In his book, Searching for Heaven On Earth, David Jeremiah tells the story of how during World War II, a man in Sussex, England, sent some money to the Scripture Gift Mission. He enclosed a letter saying that he longed to give more, but the harvest on his farm had been very disappointing because of a lack of water. He was also fearful because German bombs were being dropped in the area, and his family and farm were at risk. He asked the workers of Scripture Gift Mission to pray that no bombs would fall on his land. Mr. Ashley Baker wrote back from the mission and said that while he didn’t feel led to pray that exact prayer, he had prayed that God’s will for their lives would prevail. Shortly after, a huge German missile crashed down on the farm. None of the man’s family or livestock were harmed, but the bombshell went so far into the ground that it liberated a submerged stream. The stream yielded enough water to irrigate the man’s farm as well as neighboring farms. The next year, due to a bountiful harvest, the man was able to send a large offering to the mission.

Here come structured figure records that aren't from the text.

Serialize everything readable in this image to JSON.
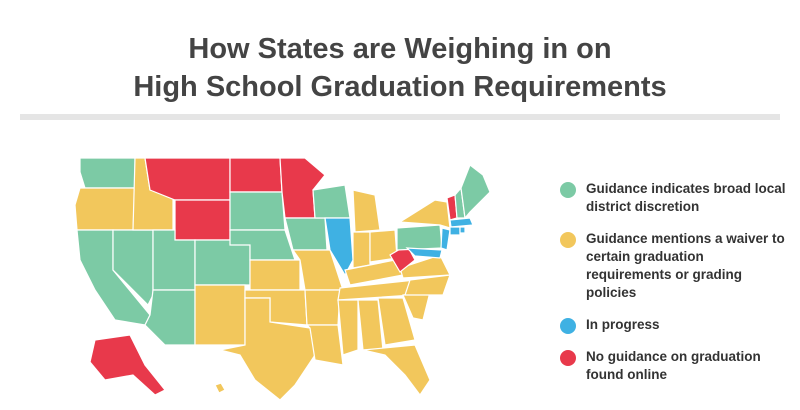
{
  "title": {
    "line1": "How States are Weighing in on",
    "line2": "High School Graduation Requirements"
  },
  "colors": {
    "local": "#7ccaa5",
    "waiver": "#f2c75c",
    "progress": "#3fb1e3",
    "none": "#e8394b"
  },
  "legend": [
    {
      "key": "local",
      "label": "Guidance indicates broad local district discretion"
    },
    {
      "key": "waiver",
      "label": "Guidance mentions a waiver to certain graduation requirements or grading policies"
    },
    {
      "key": "progress",
      "label": "In progress"
    },
    {
      "key": "none",
      "label": "No guidance on graduation found online"
    }
  ]
}
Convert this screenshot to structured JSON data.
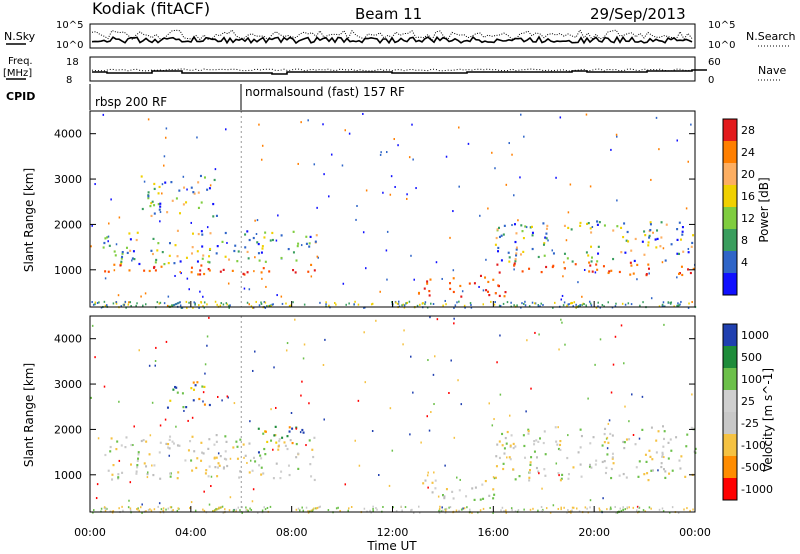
{
  "header": {
    "station": "Kodiak (fitACF)",
    "beam": "Beam 11",
    "date": "29/Sep/2013"
  },
  "summary_panels": {
    "nsky_label": "N.Sky",
    "nsearch_label": "N.Search",
    "nsky_ticks": [
      "10^5",
      "10^0"
    ],
    "nsearch_ticks": [
      "10^5",
      "10^0"
    ],
    "freq_label_1": "Freq.",
    "freq_label_2": "[MHz]",
    "freq_ticks": [
      "18",
      "8"
    ],
    "nave_label": "Nave",
    "nave_ticks": [
      "60",
      "0"
    ],
    "cpid_label": "CPID",
    "cpid_modes": [
      "rbsp 200 RF",
      "normalsound (fast) 157 RF"
    ]
  },
  "chart_data": [
    {
      "type": "heatmap",
      "panel": "power",
      "ylabel": "Slant Range [km]",
      "yticks": [
        1000,
        2000,
        3000,
        4000
      ],
      "ylim": [
        180,
        4500
      ],
      "xlim": [
        0,
        24
      ],
      "colorbar": {
        "label": "Power [dB]",
        "ticks": [
          "28",
          "24",
          "20",
          "16",
          "12",
          "8",
          "4"
        ],
        "colors": [
          "#e31a1c",
          "#ff7f00",
          "#fdae61",
          "#f0d000",
          "#7fcd3f",
          "#3a9e5e",
          "#2f65c8",
          "#1010ff"
        ]
      },
      "regions": [
        {
          "t0": 0.5,
          "t1": 9.0,
          "r0": 900,
          "r1": 1150,
          "level": "high"
        },
        {
          "t0": 0.5,
          "t1": 9.0,
          "r0": 1150,
          "r1": 1900,
          "level": "mid"
        },
        {
          "t0": 2.0,
          "t1": 5.0,
          "r0": 2200,
          "r1": 3100,
          "level": "mid"
        },
        {
          "t0": 13.0,
          "t1": 16.5,
          "r0": 400,
          "r1": 900,
          "level": "high"
        },
        {
          "t0": 16.0,
          "t1": 24.0,
          "r0": 900,
          "r1": 1200,
          "level": "high"
        },
        {
          "t0": 16.0,
          "t1": 24.0,
          "r0": 1200,
          "r1": 2100,
          "level": "mid"
        }
      ]
    },
    {
      "type": "heatmap",
      "panel": "velocity",
      "ylabel": "Slant Range [km]",
      "yticks": [
        1000,
        2000,
        3000,
        4000
      ],
      "ylim": [
        180,
        4500
      ],
      "xlim": [
        0,
        24
      ],
      "colorbar": {
        "label": "Velocity [m s^-1]",
        "ticks": [
          "1000",
          "500",
          "100",
          "25",
          "-25",
          "-100",
          "-500",
          "-1000"
        ],
        "colors": [
          "#2040b0",
          "#1e8c3a",
          "#6cc04a",
          "#cfcfcf",
          "#c8c8c8",
          "#f5c242",
          "#ff8c00",
          "#ff0000"
        ]
      },
      "regions": [
        {
          "t0": 0.5,
          "t1": 9.0,
          "r0": 900,
          "r1": 1900,
          "level": "low"
        },
        {
          "t0": 6.5,
          "t1": 8.5,
          "r0": 1500,
          "r1": 2100,
          "level": "pos"
        },
        {
          "t0": 3.0,
          "t1": 5.0,
          "r0": 2500,
          "r1": 3100,
          "level": "pos"
        },
        {
          "t0": 16.0,
          "t1": 24.0,
          "r0": 900,
          "r1": 2100,
          "level": "low"
        },
        {
          "t0": 13.0,
          "t1": 16.0,
          "r0": 400,
          "r1": 900,
          "level": "low"
        }
      ]
    }
  ],
  "time_axis": {
    "ticks": [
      "00:00",
      "04:00",
      "08:00",
      "12:00",
      "16:00",
      "20:00",
      "00:00"
    ],
    "label": "Time UT"
  }
}
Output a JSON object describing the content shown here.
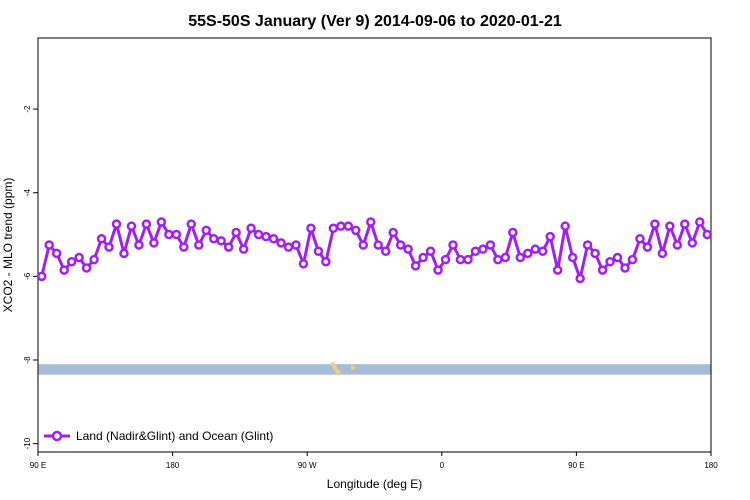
{
  "chart_data": {
    "type": "line",
    "title": "55S-50S January (Ver 9)   2014-09-06 to 2020-01-21",
    "xlabel": "Longitude (deg E)",
    "ylabel": "XCO2 - MLO trend (ppm)",
    "x_range": [
      90,
      540
    ],
    "ylim": [
      -10.2,
      -0.3
    ],
    "x_ticks": [
      {
        "value": 90,
        "label": "90 E"
      },
      {
        "value": 180,
        "label": "180"
      },
      {
        "value": 270,
        "label": "90 W"
      },
      {
        "value": 360,
        "label": "0"
      },
      {
        "value": 450,
        "label": "90 E"
      },
      {
        "value": 540,
        "label": "180"
      }
    ],
    "y_ticks": [
      {
        "value": -2,
        "label": "-2"
      },
      {
        "value": -4,
        "label": "-4"
      },
      {
        "value": -6,
        "label": "-6"
      },
      {
        "value": -8,
        "label": "-8"
      },
      {
        "value": -10,
        "label": "-10"
      }
    ],
    "grid": false,
    "legend": {
      "position": "bottom-left",
      "entries": [
        "Land (Nadir&Glint) and Ocean (Glint)"
      ]
    },
    "series": [
      {
        "name": "Land (Nadir&Glint) and Ocean (Glint)",
        "color": "#a020f0",
        "x": [
          92.5,
          97.5,
          102.5,
          107.5,
          112.5,
          117.5,
          122.5,
          127.5,
          132.5,
          137.5,
          142.5,
          147.5,
          152.5,
          157.5,
          162.5,
          167.5,
          172.5,
          177.5,
          182.5,
          187.5,
          192.5,
          197.5,
          202.5,
          207.5,
          212.5,
          217.5,
          222.5,
          227.5,
          232.5,
          237.5,
          242.5,
          247.5,
          252.5,
          257.5,
          262.5,
          267.5,
          272.5,
          277.5,
          282.5,
          287.5,
          292.5,
          297.5,
          302.5,
          307.5,
          312.5,
          317.5,
          322.5,
          327.5,
          332.5,
          337.5,
          342.5,
          347.5,
          352.5,
          357.5,
          362.5,
          367.5,
          372.5,
          377.5,
          382.5,
          387.5,
          392.5,
          397.5,
          402.5,
          407.5,
          412.5,
          417.5,
          422.5,
          427.5,
          432.5,
          437.5,
          442.5,
          447.5,
          452.5,
          457.5,
          462.5,
          467.5,
          472.5,
          477.5,
          482.5,
          487.5,
          492.5,
          497.5,
          502.5,
          507.5,
          512.5,
          517.5,
          522.5,
          527.5,
          532.5,
          537.5
        ],
        "values": [
          -6.0,
          -5.25,
          -5.45,
          -5.85,
          -5.65,
          -5.55,
          -5.8,
          -5.6,
          -5.1,
          -5.3,
          -4.75,
          -5.45,
          -4.8,
          -5.25,
          -4.75,
          -5.2,
          -4.7,
          -5.0,
          -5.0,
          -5.3,
          -4.75,
          -5.25,
          -4.9,
          -5.1,
          -5.15,
          -5.3,
          -4.95,
          -5.35,
          -4.85,
          -5.0,
          -5.05,
          -5.1,
          -5.2,
          -5.3,
          -5.25,
          -5.7,
          -4.85,
          -5.4,
          -5.65,
          -4.85,
          -4.8,
          -4.8,
          -4.9,
          -5.25,
          -4.7,
          -5.25,
          -5.4,
          -4.95,
          -5.25,
          -5.35,
          -5.75,
          -5.55,
          -5.4,
          -5.85,
          -5.6,
          -5.25,
          -5.6,
          -5.6,
          -5.4,
          -5.35,
          -5.25,
          -5.6,
          -5.55,
          -4.95,
          -5.55,
          -5.45,
          -5.35,
          -5.4,
          -5.05,
          -5.85,
          -4.8,
          -5.55,
          -6.05,
          -5.25,
          -5.45,
          -5.85,
          -5.65,
          -5.55,
          -5.8,
          -5.6,
          -5.1,
          -5.3,
          -4.75,
          -5.45,
          -4.8,
          -5.25,
          -4.75,
          -5.2,
          -4.7,
          -5.0
        ]
      }
    ],
    "bands": [
      {
        "kind": "ocean",
        "color": "#a7bcd9",
        "y_range": [
          -8.35,
          -8.1
        ]
      }
    ],
    "land_marks": {
      "color": "#f3cf7a",
      "points": [
        [
          287.0,
          -8.1
        ],
        [
          288.5,
          -8.18
        ],
        [
          290.0,
          -8.26
        ],
        [
          291.0,
          -8.32
        ],
        [
          300.5,
          -8.18
        ]
      ]
    }
  }
}
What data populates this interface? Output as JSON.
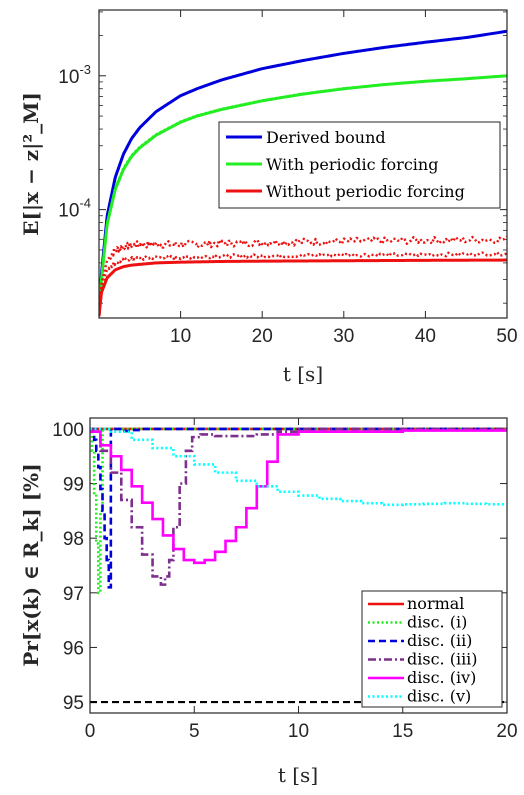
{
  "chart_data": [
    {
      "type": "line",
      "yscale": "log",
      "xlabel": "t [s]",
      "ylabel": "E[|x − z|²_M]",
      "xlim": [
        0,
        50
      ],
      "ylim": [
        1.55e-05,
        0.0031
      ],
      "xticks": [
        "10",
        "20",
        "30",
        "40",
        "50"
      ],
      "yticks": [
        {
          "value": 0.0001,
          "base": "10",
          "exp": "-4"
        },
        {
          "value": 0.001,
          "base": "10",
          "exp": "-3"
        }
      ],
      "legend_position": "center-right",
      "legend": [
        {
          "label": "Derived bound",
          "color": "#0000dd"
        },
        {
          "label": "With periodic forcing",
          "color": "#22ee22"
        },
        {
          "label": "Without periodic forcing",
          "color": "#ee1111"
        }
      ],
      "series": [
        {
          "name": "Derived bound",
          "color": "#0000dd",
          "style": "solid",
          "x": [
            0,
            0.3,
            1,
            2,
            3,
            4,
            5,
            7,
            10,
            12,
            15,
            20,
            25,
            30,
            35,
            40,
            45,
            50
          ],
          "y": [
            1.6e-05,
            3.3e-05,
            9e-05,
            0.000175,
            0.00026,
            0.00034,
            0.00041,
            0.00054,
            0.00071,
            0.0008,
            0.00093,
            0.00113,
            0.0013,
            0.00147,
            0.00163,
            0.00178,
            0.00193,
            0.00215
          ]
        },
        {
          "name": "With periodic forcing",
          "color": "#22ee22",
          "style": "solid",
          "x": [
            0,
            0.3,
            1,
            2,
            3,
            4,
            5,
            7,
            10,
            12,
            15,
            20,
            25,
            30,
            35,
            40,
            45,
            50
          ],
          "y": [
            1.6e-05,
            3e-05,
            7.8e-05,
            0.000142,
            0.0002,
            0.00025,
            0.00029,
            0.00036,
            0.00045,
            0.0005,
            0.00056,
            0.00065,
            0.00073,
            0.0008,
            0.00086,
            0.00091,
            0.00095,
            0.001
          ]
        },
        {
          "name": "With periodic forcing (simulated)",
          "color": "#22ee22",
          "style": "dotted",
          "x": [
            0,
            0.3,
            1,
            2,
            3,
            4,
            5,
            7,
            10,
            12,
            15,
            20,
            25,
            30,
            35,
            40,
            45,
            50
          ],
          "y": [
            1.6e-05,
            3.1e-05,
            8e-05,
            0.000147,
            0.000205,
            0.000255,
            0.000295,
            0.000365,
            0.000455,
            0.000505,
            0.000565,
            0.000655,
            0.000735,
            0.000805,
            0.000862,
            0.00091,
            0.000955,
            0.001
          ]
        },
        {
          "name": "Without periodic forcing",
          "color": "#ee1111",
          "style": "solid",
          "x": [
            0,
            0.3,
            1,
            2,
            3,
            4,
            5,
            7,
            10,
            15,
            20,
            30,
            40,
            50
          ],
          "y": [
            1.6e-05,
            2.4e-05,
            3.1e-05,
            3.55e-05,
            3.75e-05,
            3.85e-05,
            3.9e-05,
            4e-05,
            4.05e-05,
            4.1e-05,
            4.12e-05,
            4.15e-05,
            4.18e-05,
            4.2e-05
          ]
        },
        {
          "name": "Without periodic forcing (simulated, upper)",
          "color": "#ee1111",
          "style": "dotted",
          "noise": 0.06,
          "x": [
            0,
            0.3,
            1,
            2,
            3,
            4,
            5,
            7,
            10,
            15,
            20,
            30,
            40,
            50
          ],
          "y": [
            1.6e-05,
            2.8e-05,
            4.2e-05,
            5e-05,
            5.3e-05,
            5.4e-05,
            5.5e-05,
            5.5e-05,
            5.5e-05,
            5.6e-05,
            5.7e-05,
            5.8e-05,
            5.9e-05,
            6e-05
          ]
        },
        {
          "name": "Without periodic forcing (simulated, lower)",
          "color": "#ee1111",
          "style": "dotted",
          "noise": 0.03,
          "x": [
            0,
            0.3,
            1,
            2,
            3,
            4,
            5,
            7,
            10,
            15,
            20,
            30,
            40,
            50
          ],
          "y": [
            1.6e-05,
            2.6e-05,
            3.6e-05,
            4e-05,
            4.2e-05,
            4.3e-05,
            4.3e-05,
            4.4e-05,
            4.4e-05,
            4.5e-05,
            4.5e-05,
            4.6e-05,
            4.6e-05,
            4.7e-05
          ]
        }
      ]
    },
    {
      "type": "line",
      "xlabel": "t [s]",
      "ylabel": "Pr[x(k) ∈ R_k] [%]",
      "xlim": [
        0,
        20
      ],
      "ylim": [
        94.8,
        100.2
      ],
      "xticks": [
        0,
        5,
        10,
        15,
        20
      ],
      "yticks": [
        95,
        96,
        97,
        98,
        99,
        100
      ],
      "legend_position": "bottom-right",
      "legend": [
        {
          "label": "normal",
          "color": "#ee1111",
          "style": "solid"
        },
        {
          "label": "disc. (i)",
          "color": "#22ee22",
          "style": "dotted"
        },
        {
          "label": "disc. (ii)",
          "color": "#0000dd",
          "style": "dashed"
        },
        {
          "label": "disc. (iii)",
          "color": "#7e2f8e",
          "style": "dashdot"
        },
        {
          "label": "disc. (iv)",
          "color": "#ff00ff",
          "style": "solid"
        },
        {
          "label": "disc. (v)",
          "color": "#00ffff",
          "style": "dotted"
        }
      ],
      "series": [
        {
          "name": "threshold",
          "color": "#000000",
          "style": "dashed",
          "step": false,
          "x": [
            0,
            20
          ],
          "y": [
            95,
            95
          ]
        },
        {
          "name": "normal",
          "color": "#ee1111",
          "style": "solid",
          "step": false,
          "x": [
            0,
            20
          ],
          "y": [
            100,
            100
          ]
        },
        {
          "name": "disc. (i)",
          "color": "#22ee22",
          "style": "dotted",
          "step": true,
          "x": [
            0,
            0.1,
            0.2,
            0.3,
            0.4,
            0.5,
            0.6,
            20
          ],
          "y": [
            100,
            99.6,
            98.8,
            97.9,
            97.0,
            98.5,
            100,
            100
          ]
        },
        {
          "name": "disc. (ii)",
          "color": "#0000dd",
          "style": "dashed",
          "step": true,
          "x": [
            0,
            0.1,
            0.2,
            0.3,
            0.4,
            0.5,
            0.6,
            0.7,
            0.8,
            0.9,
            1.0,
            1.5,
            2.0,
            2.5,
            20
          ],
          "y": [
            100,
            99.95,
            99.8,
            99.6,
            99.3,
            98.9,
            98.5,
            98.0,
            97.6,
            97.1,
            100,
            99.96,
            99.98,
            100,
            100
          ]
        },
        {
          "name": "disc. (iii)",
          "color": "#7e2f8e",
          "style": "dashdot",
          "step": true,
          "x": [
            0,
            0.5,
            1.0,
            1.5,
            2.0,
            2.5,
            3.0,
            3.4,
            3.6,
            3.8,
            4.0,
            4.3,
            4.6,
            4.9,
            5.3,
            6,
            8,
            9,
            10,
            20
          ],
          "y": [
            100,
            99.6,
            99.2,
            98.7,
            98.2,
            97.7,
            97.3,
            97.15,
            97.3,
            97.6,
            98.2,
            99.0,
            99.6,
            99.85,
            99.9,
            99.87,
            99.9,
            99.95,
            100,
            100
          ]
        },
        {
          "name": "disc. (iv)",
          "color": "#ff00ff",
          "style": "solid",
          "step": true,
          "x": [
            0,
            0.5,
            1.0,
            1.5,
            2.0,
            2.5,
            3.0,
            3.5,
            4.0,
            4.5,
            5.0,
            5.5,
            6.0,
            6.5,
            7.0,
            7.5,
            8.0,
            8.5,
            9.0,
            10,
            15,
            20
          ],
          "y": [
            99.95,
            99.7,
            99.5,
            99.25,
            98.95,
            98.65,
            98.35,
            98.05,
            97.8,
            97.6,
            97.55,
            97.6,
            97.75,
            97.95,
            98.2,
            98.55,
            98.95,
            99.4,
            99.9,
            99.95,
            99.97,
            99.99
          ]
        },
        {
          "name": "disc. (v)",
          "color": "#00ffff",
          "style": "dotted",
          "step": true,
          "x": [
            0,
            1,
            2,
            3,
            4,
            5,
            6,
            7,
            8,
            9,
            10,
            11,
            12,
            13,
            14,
            15,
            16,
            17,
            18,
            19,
            20
          ],
          "y": [
            100,
            99.95,
            99.8,
            99.65,
            99.5,
            99.35,
            99.2,
            99.05,
            98.95,
            98.85,
            98.78,
            98.72,
            98.68,
            98.64,
            98.61,
            98.62,
            98.63,
            98.64,
            98.63,
            98.62,
            98.62
          ]
        }
      ]
    }
  ]
}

In the providential wisdom of God, the end of a thing is better than its beginning. In Ecclesiastes 7, you will notice that a key word in these verses is the word ‘better’ which is used seven times through verse 10. Solomon is writing in a proverbial style where he gives brief, simple statements that offer insightful principles for handling life. I think what he is saying here in verses 7-8 is that you and I can expect adversity in this life. Without wisdom’s proper perspective, we can give in to despair. However, he says the end of a thing is always better than the beginning. When a bomb goes off in my life, I have a hard time seeing how it could ever be a good thing. I have to trust God with the end result.
The end of a thing is better than the beginning, and there are times when even bombs turn out to be blessings. Once we reach the end, we know the whole story, and that is always better than the beginning of a matter when we don’t yet have all the facts. The gospel provides us with this kind of clarity. Though we may not be able to immediately see it, we know that all things work together for the good of those who love God, to those who are called according to His purpose. God has promised!